Homemade Italian Sausage



Making sausage at home is so much easier than you think.  Don't worry if you don't have a meat grinder!  I lucked out and got a Kitchen Aid stand mixer with a meat grinder attachment as a wedding gift (lucky me, right?), but you can always buy the meat pre-ground at the store and use it for this recipe.  Just don't buy it seasoned yet. That's what's special about this recipe...all the beautiful spices!  And the lack of chemicals.  It's one of those times when it's pretty cool to know exactly what's going into your food.
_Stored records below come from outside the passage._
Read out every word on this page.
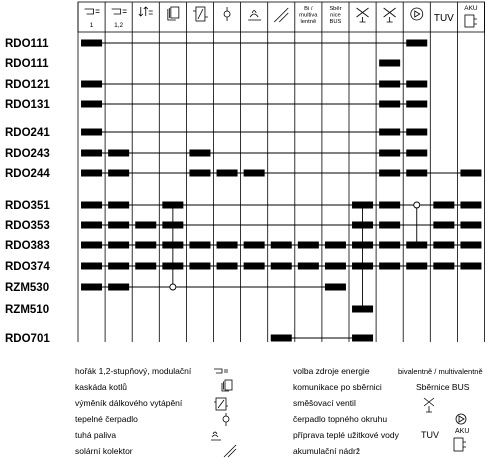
1	1,2
Bi /
multiva
lentně
Sběr
nice
BUS	TUV
AKU
RDO111
RDO111
RDO121
RDO131
RDO241
RDO243
RDO244
RDO351
RDO353
RDO383
RDO374
RZM530
RZM510
RDO701
hořák 1,2-stupňový, modulační
kaskáda kotlů
výměník dálkového vytápění
tepelné čerpadlo
tuhá paliva
solární kolektor
volba zdroje energie
komunikace po sběrnici
směšovací ventil
čerpadlo topného okruhu
příprava teplé užitkové vody
akumulační nádrž
bivalentně / multivalentně
Sběrnice BUS
TUV AKU
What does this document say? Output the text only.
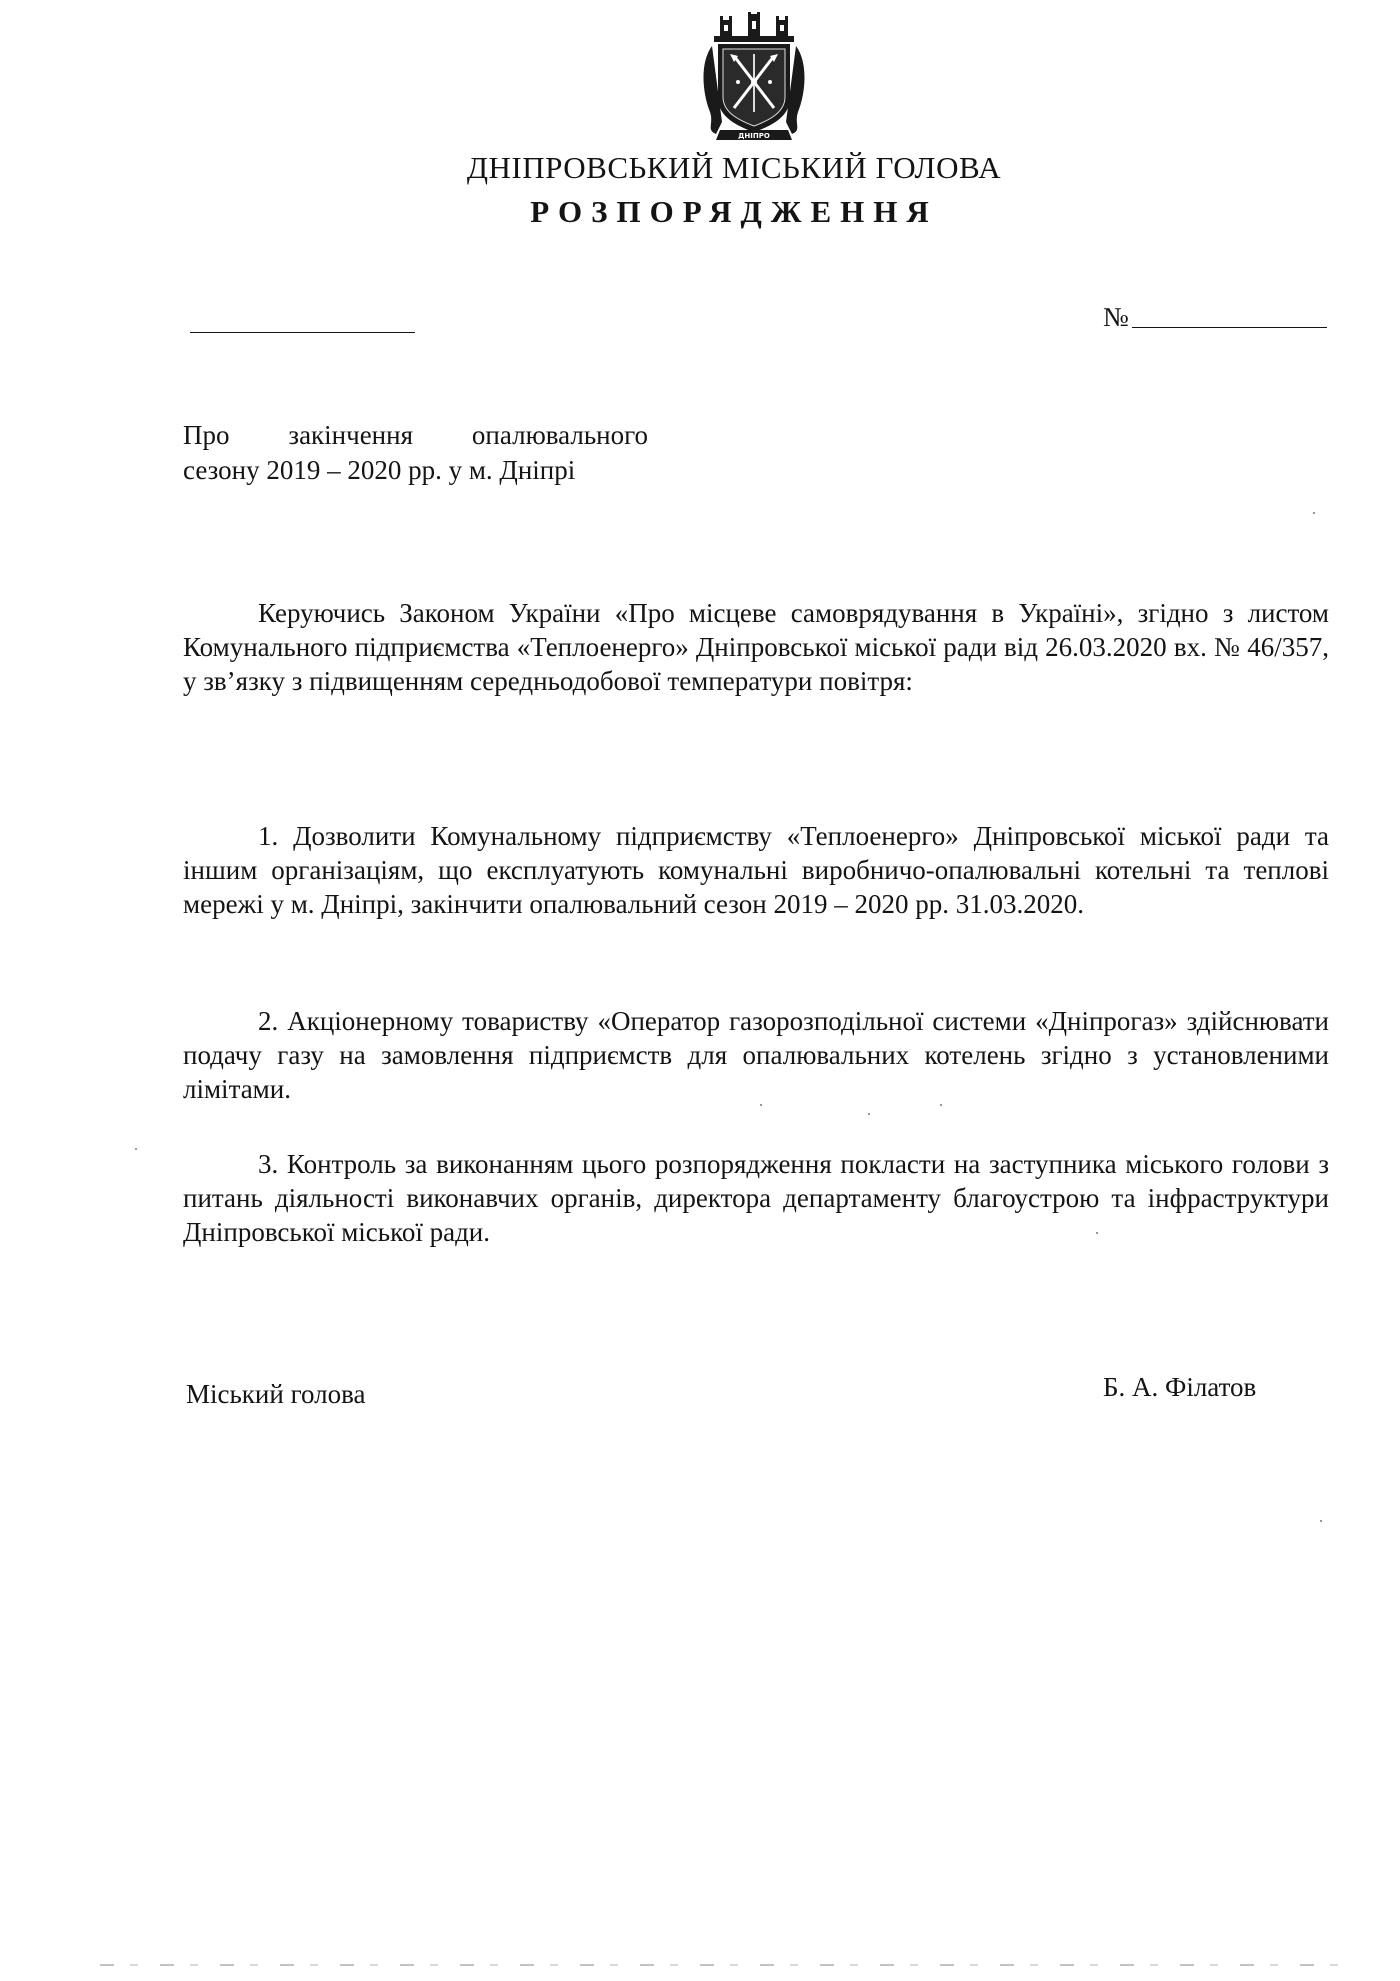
ДНІПРО
ДНІПРОВСЬКИЙ МІСЬКИЙ ГОЛОВА
РОЗПОРЯДЖЕННЯ
№
Про закінчення опалювального
сезону 2019 – 2020 рр. у м. Дніпрі
Керуючись Законом України «Про місцеве самоврядування в Україні», згідно з листом Комунального підприємства «Теплоенерго» Дніпровської міської ради від 26.03.2020 вх. № 46/357, у зв’язку з підвищенням середньодобової температури повітря:
1. Дозволити Комунальному підприємству «Теплоенерго» Дніпровської міської ради та іншим організаціям, що експлуатують комунальні виробничо-опалювальні котельні та теплові мережі у м. Дніпрі, закінчити опалювальний сезон 2019 – 2020 рр. 31.03.2020.
2. Акціонерному товариству «Оператор газорозподільної системи «Дніпрогаз» здійснювати подачу газу на замовлення підприємств для опалювальних котелень згідно з установленими лімітами.
3. Контроль за виконанням цього розпорядження покласти на заступника міського голови з питань діяльності виконавчих органів, директора департаменту благоустрою та інфраструктури Дніпровської міської ради.
Міський голова	Б. А. Філатов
If you make the small investment on the spices that you might not already have in your pantry, you can make superior Italian Sausage that's way healthier, way tastier, and for way less money that pre-made stuff.  And if you don't have a meat grinder, I highly recommend getting one.  I always feel kind of primal and oddly fulfilled when I'm standing in my kitchen pretending I'm a butcher and grinding my own meat. Fun stuff!



Ingredients
  • 3 lbs pork  (You can use a pork roast, pork butt or even tenderloin for a leaner sausage.  If you don't have a meat grinder, you can buy pork that is already ground.  You can also use ground turkey.)
  • 3 tbsp red wine vinegar
  • 1 tbsp kosher salt
  • 1 tbsp fresh ground black pepper
  • 1 tbsp dried parsley
  • 1 tbsp garlic powder
  • 1 tbsp dried basil
  • 1 tbsp onion powder
  • 2 tsp paprika
  • 2 tsp crushed red pepper flakes
  • 1 tsp fennel seeds
  • ½ tsp brown sugar
  • ¼ tsp dried oregano
  • ¼ tsp dried thyme

Instructions

1. Cut the pork into 1½ inch cubes and place the pieces into a large bowl.


2. Add the remaining ingredients to the bowl and mix until all of the pieces of meat are evenly coated with the spices.  (I use my hands to mix it all up.)



3. Run the meat through your meat grinder using the coarse grind plate.


4. Done!  If desired, you can process into casings for link sausage, but I like to leave it in the form of bulk sausage to use for making sausage patties, adding to meatballs or spaghetti sauce or in soups.

    5. I process mine into small packages to freeze for later use.


    Notes
    • If you're using meat that is pre-ground, put all of the ingredients into a large bowl and use your hands to mix everything together until the spices are evenly distributed.